Foods that improve eyesight (hint: not carrots)
It’s a common adage that carrots are good for your eyes. But is that really true? As Easter approaches, the peak professional body for optometrists addresses the question, and lists the top ten foods that will boost your eye health and help you protect them from eye disease. Their advice? Leave the carrots for the Easter Bunny!
Optometry Australia’s resident optometrist, Luke Arundel, talked us through the foods that support our eyes and our overall health.
The omega-3 fatty acids in fish are essential for your body to produce new cells, muscles and nerves and they also have potent anti-inflammatory properties. They assist our body with important functions like producing tears to keep the eyes moist and healthy and reducing dry eye syndrome. Cold water fish such as salmon, tuna, sardines and mackerel are rich sources of omega-3s, or you can get a good supply through fish oil supplements.
2. Leafy green vegetables
Leafy greens like kale, spinach and green veggies are packed with lutein and zeaxanthin, which are important for good retina health. Broccoli, avocados and peas are also good sources of this powerful combination of antioxidants.
Eggs are a great source of lutein and zeaxanthin. One study found, that when subjects ate one egg per day, lutein levels increased by 26 per cent, while zeaxanthin levels increased by 38 per cent. Eggs are also a source of Vitamin A, an important contributor to good eye health.
4. Whole grains
Whole grains contain Vitamin E, zinc and niacin, which can all improve eye health by reducing the risk of cataracts and age-related macular degeneration. Replacing refined carbohydrates with a high glycemic index (GI) such as white bread or pasta with whole grains like quinoa, brown rice and oats is a great idea for eye health.

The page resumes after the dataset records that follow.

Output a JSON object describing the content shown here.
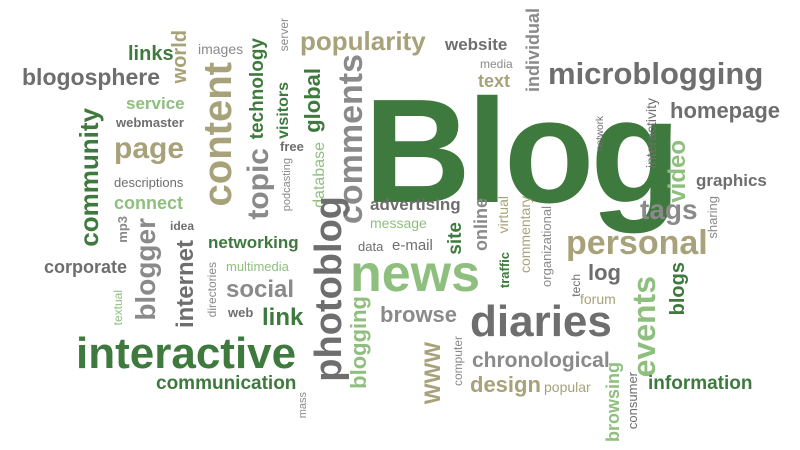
{
  "words": {
    "blog": "Blog",
    "news": "news",
    "interactive": "interactive",
    "diaries": "diaries",
    "personal": "personal",
    "microblogging": "microblogging",
    "content": "content",
    "photoblog": "photoblog",
    "comments": "comments",
    "popularity": "popularity",
    "website": "website",
    "blogosphere": "blogosphere",
    "community": "community",
    "page": "page",
    "connect": "connect",
    "topic": "topic",
    "technology": "technology",
    "links": "links",
    "world": "world",
    "images": "images",
    "server": "server",
    "visitors": "visitors",
    "global": "global",
    "media": "media",
    "text": "text",
    "individual": "individual",
    "service": "service",
    "webmaster": "webmaster",
    "free": "free",
    "database": "database",
    "podcasting": "podcasting",
    "descriptions": "descriptions",
    "idea": "idea",
    "mp3": "mp3",
    "blogger": "blogger",
    "corporate": "corporate",
    "internet": "internet",
    "networking": "networking",
    "multimedia": "multimedia",
    "social": "social",
    "directories": "directories",
    "textual": "textual",
    "web": "web",
    "link": "link",
    "advertising": "advertising",
    "message": "message",
    "data": "data",
    "email": "e-mail",
    "site": "site",
    "online": "online",
    "virtual": "virtual",
    "commentary": "commentary",
    "traffic": "traffic",
    "organizational": "organizational",
    "tech": "tech",
    "log": "log",
    "forum": "forum",
    "events": "events",
    "blogs": "blogs",
    "tags": "tags",
    "video": "video",
    "sharing": "sharing",
    "graphics": "graphics",
    "interactivity": "interactivity",
    "network": "network",
    "homepage": "homepage",
    "browse": "browse",
    "blogging": "blogging",
    "www": "WWW",
    "computer": "computer",
    "chronological": "chronological",
    "design": "design",
    "popular": "popular",
    "browsing": "browsing",
    "consumer": "consumer",
    "information": "information",
    "communication": "communication",
    "mass": "mass"
  }
}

Pistachios, almonds, walnuts, whichever take your fancy, are all excellent sources of Vitamin E and minerals like zinc that support good eye health. Nuts may decrease your risk of cataracts and age-related macular degeneration.
6. Berries and citrus fruits
Oranges, lemons, red capsicum and berries are high in Vitamin C – a water soluble vitamin and a powerful antioxidant that helps the body form and maintain connective tissue, including collagen found in the cornea of the eye. Vitamin C also promotes healthy bones, skin and blood vessels, including the delicate capillaries in the retina.
7. Sunflower seeds
Excellent sources of Vitamin E and zinc, sunflower seeds are a good addition to an afternoon snack.
Garlic contains a compound called allicin which has potent medicinal properties. The compound can enhance blood flow and boost the immune system, for overall health benefits.
9. Dark chocolate
Happy Easter everybody! Dark chocolate also supports healthy eyes. It contains antioxidants and flavinoids, which can help circulation and blood flow in the retina, so make sure those Easter eggs have a high proportion of cocoa (at least 70 per cent) or, even better, cacao which is the unprocessed, more pure form of chocolate.
10. Carrots! (Or, more accurately, any colourful fruit and vegetables) –
“Perhaps this is where the part about carrots started. Foods such as carrots, tomatoes, strawberries, pumpkin, corn and cantaloupe are excellent sources of Vitamins A and C. And carotenoids – the compounds that give these fruits and vegetables their yellow, orange and red pigments – are thought to help decrease the risk of eye disease.”
“The above list is great to stick to for a healthy overall diet,” said Mr Arundel. “The added implications for eye health are a positive bonus.”
“The absolute best way to ensure you stay on top of your eye health, however, is to have regular eye examinations with your optometrist,” Arundel reminds us.